How can an ordinary human being stay sane through all this mess of people, traffic, noise and pollution, to name just a few of the complexities of the downtown lifestyle? You can zone out in a meditative state – yes, even in the midst of chaos – though it may take some practice. Here are some ideas that can help you rekindle your romance with the city:

  • It’s springtime and life is in bloom! Visit your local park and enjoy the landscaping including gorgeous gardens and fragrant flowering trees. You may even run across the occasional urban rabbit.

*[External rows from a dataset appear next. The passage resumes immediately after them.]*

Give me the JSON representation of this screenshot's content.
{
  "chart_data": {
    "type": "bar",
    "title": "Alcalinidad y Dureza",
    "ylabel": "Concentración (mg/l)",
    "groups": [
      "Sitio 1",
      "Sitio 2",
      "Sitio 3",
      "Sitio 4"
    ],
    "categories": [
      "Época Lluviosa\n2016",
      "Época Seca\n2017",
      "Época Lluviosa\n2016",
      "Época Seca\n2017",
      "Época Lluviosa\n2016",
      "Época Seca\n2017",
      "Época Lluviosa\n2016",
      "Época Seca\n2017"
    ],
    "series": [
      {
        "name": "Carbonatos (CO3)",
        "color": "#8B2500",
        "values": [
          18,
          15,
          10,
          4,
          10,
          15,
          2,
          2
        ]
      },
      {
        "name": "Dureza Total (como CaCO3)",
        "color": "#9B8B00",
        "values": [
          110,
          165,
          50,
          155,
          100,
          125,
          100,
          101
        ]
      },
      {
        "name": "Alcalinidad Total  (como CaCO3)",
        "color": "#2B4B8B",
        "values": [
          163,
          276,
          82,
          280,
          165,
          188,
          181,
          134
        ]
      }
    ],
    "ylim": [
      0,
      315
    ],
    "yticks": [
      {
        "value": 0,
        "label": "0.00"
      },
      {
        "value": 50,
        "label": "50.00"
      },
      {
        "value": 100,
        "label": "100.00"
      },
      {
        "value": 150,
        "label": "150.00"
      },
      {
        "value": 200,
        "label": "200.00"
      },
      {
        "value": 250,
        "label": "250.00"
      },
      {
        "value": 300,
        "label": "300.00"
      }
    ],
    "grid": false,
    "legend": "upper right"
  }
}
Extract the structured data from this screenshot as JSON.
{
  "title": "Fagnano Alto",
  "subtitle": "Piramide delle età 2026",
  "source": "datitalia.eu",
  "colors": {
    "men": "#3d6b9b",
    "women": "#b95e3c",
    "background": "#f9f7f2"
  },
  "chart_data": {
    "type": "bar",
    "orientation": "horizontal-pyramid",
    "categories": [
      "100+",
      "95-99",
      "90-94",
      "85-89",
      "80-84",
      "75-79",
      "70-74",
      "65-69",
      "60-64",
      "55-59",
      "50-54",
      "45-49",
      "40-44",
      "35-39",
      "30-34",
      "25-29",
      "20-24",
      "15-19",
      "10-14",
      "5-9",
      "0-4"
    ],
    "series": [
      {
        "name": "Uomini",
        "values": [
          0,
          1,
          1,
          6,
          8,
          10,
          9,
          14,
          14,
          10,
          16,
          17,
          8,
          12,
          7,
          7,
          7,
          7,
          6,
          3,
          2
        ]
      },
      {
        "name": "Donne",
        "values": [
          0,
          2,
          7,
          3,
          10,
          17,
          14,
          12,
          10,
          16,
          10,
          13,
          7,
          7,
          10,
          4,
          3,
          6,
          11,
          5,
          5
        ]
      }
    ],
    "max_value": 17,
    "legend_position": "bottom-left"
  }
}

  • Be like a tourist in your own city: Look up at the skyscrapers and around you at all the sites that would knock a country person’s socks off. When you drive into the city, pretend you’re seeing it for the very first time – even better, pretend you’ve been transported from an earlier time; your own city will blow your mind all over again.

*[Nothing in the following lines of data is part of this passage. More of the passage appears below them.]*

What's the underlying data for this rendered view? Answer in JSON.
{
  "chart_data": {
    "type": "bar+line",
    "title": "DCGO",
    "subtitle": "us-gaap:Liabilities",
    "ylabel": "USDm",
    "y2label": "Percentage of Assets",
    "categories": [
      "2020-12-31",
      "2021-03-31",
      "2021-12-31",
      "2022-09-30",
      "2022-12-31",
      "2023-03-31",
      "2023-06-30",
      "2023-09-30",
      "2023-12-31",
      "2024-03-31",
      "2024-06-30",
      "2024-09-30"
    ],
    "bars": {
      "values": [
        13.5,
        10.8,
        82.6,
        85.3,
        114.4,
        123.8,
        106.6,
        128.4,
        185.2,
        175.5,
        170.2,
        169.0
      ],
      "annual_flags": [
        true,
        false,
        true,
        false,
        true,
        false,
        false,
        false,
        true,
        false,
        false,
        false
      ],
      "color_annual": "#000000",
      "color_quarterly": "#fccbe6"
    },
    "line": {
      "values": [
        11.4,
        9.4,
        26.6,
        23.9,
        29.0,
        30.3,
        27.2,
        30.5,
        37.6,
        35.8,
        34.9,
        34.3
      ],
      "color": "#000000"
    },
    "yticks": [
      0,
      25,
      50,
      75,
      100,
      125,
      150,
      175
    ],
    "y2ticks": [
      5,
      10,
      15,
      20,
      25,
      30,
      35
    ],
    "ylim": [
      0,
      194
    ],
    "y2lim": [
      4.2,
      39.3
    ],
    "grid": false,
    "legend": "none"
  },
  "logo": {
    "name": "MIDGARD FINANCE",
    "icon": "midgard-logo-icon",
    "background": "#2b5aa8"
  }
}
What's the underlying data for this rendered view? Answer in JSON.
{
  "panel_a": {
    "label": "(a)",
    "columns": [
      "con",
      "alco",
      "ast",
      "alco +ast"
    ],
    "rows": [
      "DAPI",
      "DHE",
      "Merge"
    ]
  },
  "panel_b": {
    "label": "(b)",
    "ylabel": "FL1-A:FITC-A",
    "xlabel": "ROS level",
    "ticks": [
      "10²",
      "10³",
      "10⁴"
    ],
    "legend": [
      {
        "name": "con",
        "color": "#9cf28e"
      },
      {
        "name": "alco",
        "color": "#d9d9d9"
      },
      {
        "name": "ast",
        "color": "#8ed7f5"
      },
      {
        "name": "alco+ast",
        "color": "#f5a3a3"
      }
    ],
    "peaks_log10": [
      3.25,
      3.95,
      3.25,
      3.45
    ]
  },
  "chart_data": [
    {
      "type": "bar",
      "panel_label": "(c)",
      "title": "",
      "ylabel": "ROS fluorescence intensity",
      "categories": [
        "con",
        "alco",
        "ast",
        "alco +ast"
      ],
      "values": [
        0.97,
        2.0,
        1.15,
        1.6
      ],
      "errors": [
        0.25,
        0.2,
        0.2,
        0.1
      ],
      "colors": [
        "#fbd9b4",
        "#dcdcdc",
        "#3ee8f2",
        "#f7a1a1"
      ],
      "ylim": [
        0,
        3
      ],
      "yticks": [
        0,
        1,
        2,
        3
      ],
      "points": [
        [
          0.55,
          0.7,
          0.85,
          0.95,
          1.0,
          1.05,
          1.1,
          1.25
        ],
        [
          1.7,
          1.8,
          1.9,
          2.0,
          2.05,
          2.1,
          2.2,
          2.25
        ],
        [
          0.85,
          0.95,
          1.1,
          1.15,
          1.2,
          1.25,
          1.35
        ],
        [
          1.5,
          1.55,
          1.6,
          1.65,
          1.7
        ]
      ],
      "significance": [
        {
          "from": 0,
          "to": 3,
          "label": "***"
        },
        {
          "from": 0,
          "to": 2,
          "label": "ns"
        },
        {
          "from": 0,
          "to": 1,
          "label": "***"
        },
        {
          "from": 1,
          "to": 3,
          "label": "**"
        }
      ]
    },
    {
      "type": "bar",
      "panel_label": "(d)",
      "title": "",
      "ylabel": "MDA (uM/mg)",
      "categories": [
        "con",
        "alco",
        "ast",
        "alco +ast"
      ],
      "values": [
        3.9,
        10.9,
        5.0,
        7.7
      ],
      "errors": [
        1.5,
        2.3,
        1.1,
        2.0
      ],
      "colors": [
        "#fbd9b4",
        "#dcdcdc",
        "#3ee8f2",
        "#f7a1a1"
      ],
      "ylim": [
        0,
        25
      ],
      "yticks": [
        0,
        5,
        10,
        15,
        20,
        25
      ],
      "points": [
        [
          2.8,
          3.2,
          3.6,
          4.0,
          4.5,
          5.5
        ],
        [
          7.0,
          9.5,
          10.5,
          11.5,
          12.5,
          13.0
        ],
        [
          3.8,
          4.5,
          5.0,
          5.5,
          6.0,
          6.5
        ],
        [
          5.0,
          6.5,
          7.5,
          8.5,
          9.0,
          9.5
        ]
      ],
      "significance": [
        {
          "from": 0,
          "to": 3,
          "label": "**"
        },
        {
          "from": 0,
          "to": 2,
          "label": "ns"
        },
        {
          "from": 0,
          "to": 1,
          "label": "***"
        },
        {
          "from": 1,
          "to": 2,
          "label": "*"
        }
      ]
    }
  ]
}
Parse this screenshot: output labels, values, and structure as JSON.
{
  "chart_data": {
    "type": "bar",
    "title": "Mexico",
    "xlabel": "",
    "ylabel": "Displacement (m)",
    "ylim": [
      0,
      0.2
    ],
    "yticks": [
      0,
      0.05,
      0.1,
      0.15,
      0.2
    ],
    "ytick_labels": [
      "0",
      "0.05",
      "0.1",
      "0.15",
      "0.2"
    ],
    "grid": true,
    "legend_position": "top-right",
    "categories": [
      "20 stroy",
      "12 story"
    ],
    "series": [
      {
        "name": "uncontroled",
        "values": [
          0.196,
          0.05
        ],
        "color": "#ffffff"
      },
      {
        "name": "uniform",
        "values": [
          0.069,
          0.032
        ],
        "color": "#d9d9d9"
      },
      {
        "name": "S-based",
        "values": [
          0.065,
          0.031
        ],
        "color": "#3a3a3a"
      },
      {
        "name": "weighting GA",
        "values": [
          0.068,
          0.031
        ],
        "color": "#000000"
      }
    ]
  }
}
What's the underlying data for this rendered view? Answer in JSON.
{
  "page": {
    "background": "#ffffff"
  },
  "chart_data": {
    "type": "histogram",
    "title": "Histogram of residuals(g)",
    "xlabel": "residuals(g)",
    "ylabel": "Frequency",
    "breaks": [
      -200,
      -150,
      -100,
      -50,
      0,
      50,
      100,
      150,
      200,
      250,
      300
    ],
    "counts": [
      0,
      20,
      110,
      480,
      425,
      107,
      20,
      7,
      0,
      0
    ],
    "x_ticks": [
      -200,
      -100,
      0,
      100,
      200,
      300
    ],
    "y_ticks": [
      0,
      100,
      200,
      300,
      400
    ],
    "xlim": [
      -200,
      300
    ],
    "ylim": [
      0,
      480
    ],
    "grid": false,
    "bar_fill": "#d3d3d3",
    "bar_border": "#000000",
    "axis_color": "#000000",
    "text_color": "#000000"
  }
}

  • Deliberately walk past landmarks as you go about your day and feast your eyes upon them – better yet, learn all about them – people flock here from all over the world to gawk at these.
  • Take up cycling. Chicago boasts many bike trails, even in the Loop, making it safer for cyclists, as well as other great places to cycle all over the city, especially the lakefront.

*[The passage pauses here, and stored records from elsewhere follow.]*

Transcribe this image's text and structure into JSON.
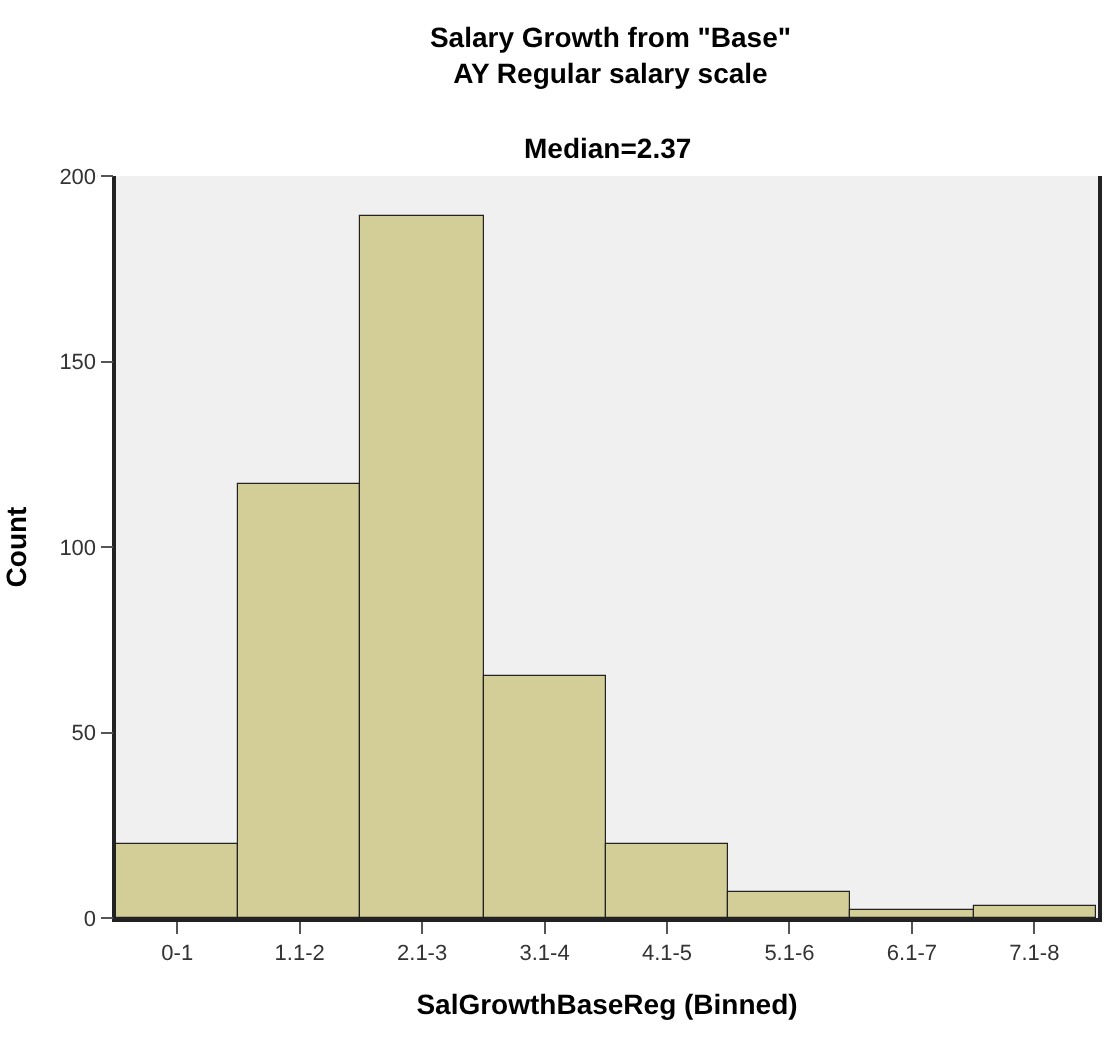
{
  "chart_data": {
    "type": "bar",
    "title": "Salary Growth from \"Base\"\nAY Regular salary scale",
    "subtitle": "Median=2.37",
    "xlabel": "SalGrowthBaseReg (Binned)",
    "ylabel": "Count",
    "categories": [
      "0-1",
      "1.1-2",
      "2.1-3",
      "3.1-4",
      "4.1-5",
      "5.1-6",
      "6.1-7",
      "7.1-8"
    ],
    "values": [
      20,
      117,
      189,
      65,
      20,
      7,
      2,
      3
    ],
    "color": "#d3ce97",
    "ylim": [
      0,
      200
    ],
    "yticks": [
      0,
      50,
      100,
      150,
      200
    ],
    "grid": false
  }
}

  • Strive to see the city from various angles: From atop some of the tallest buildings in the world; take walking tours, Segway tours, an architectural boat tour and every specialty tour you can. Once you learn about the buildings and other Chicago points of interest, your city pride will grow.
  • Like the song “Up on the Roof,” when you need to mellow out, make your rooftop your own little get-away.
  • Bone up on Chicago history; this is a city rich in history and culture.
  • Keep tabs on events, places, people and the news, especially in your own community to spark your interest.
  • Explore your own backyard: Go to the local tap or place of worship; join a group, maybe a cause; attend CAPS meetings — you might turn neighbors into friends.
  • Take advantage of all Chicago has to offer: Bars and restaurants and countless other types of venues, events, museums, parks, beaches, the zoo, a conservatory
  • Outdoor activities start soon in Chicago. No matter how busy or tired you are, don’t miss a single nice day outside if you can help it. Get out on your lunch break and find a nice spot for lunch; this may involve checking out one of the many downtown farmer’s markets. Head to Grant Park or Millennial Park after work for a live concert or movie.
  • Get out of the city on weekends for a change of pace – Try to surround yourself by nature if possible; visit a small quaint town or explore other cities. Trains head out of Chicago in all directions. Hop a train to see where it leads.

Whatever city you live, work and play in, these ideas can be incorporated into your life. If the downtown lifestyle is your thing but you’re burned out, don’t divorce yourself from the city by moving away – in your heart, you know the city is exciting, where the action is, teaming with life! Try the above suggestions to put the zing back into your love affair with the city.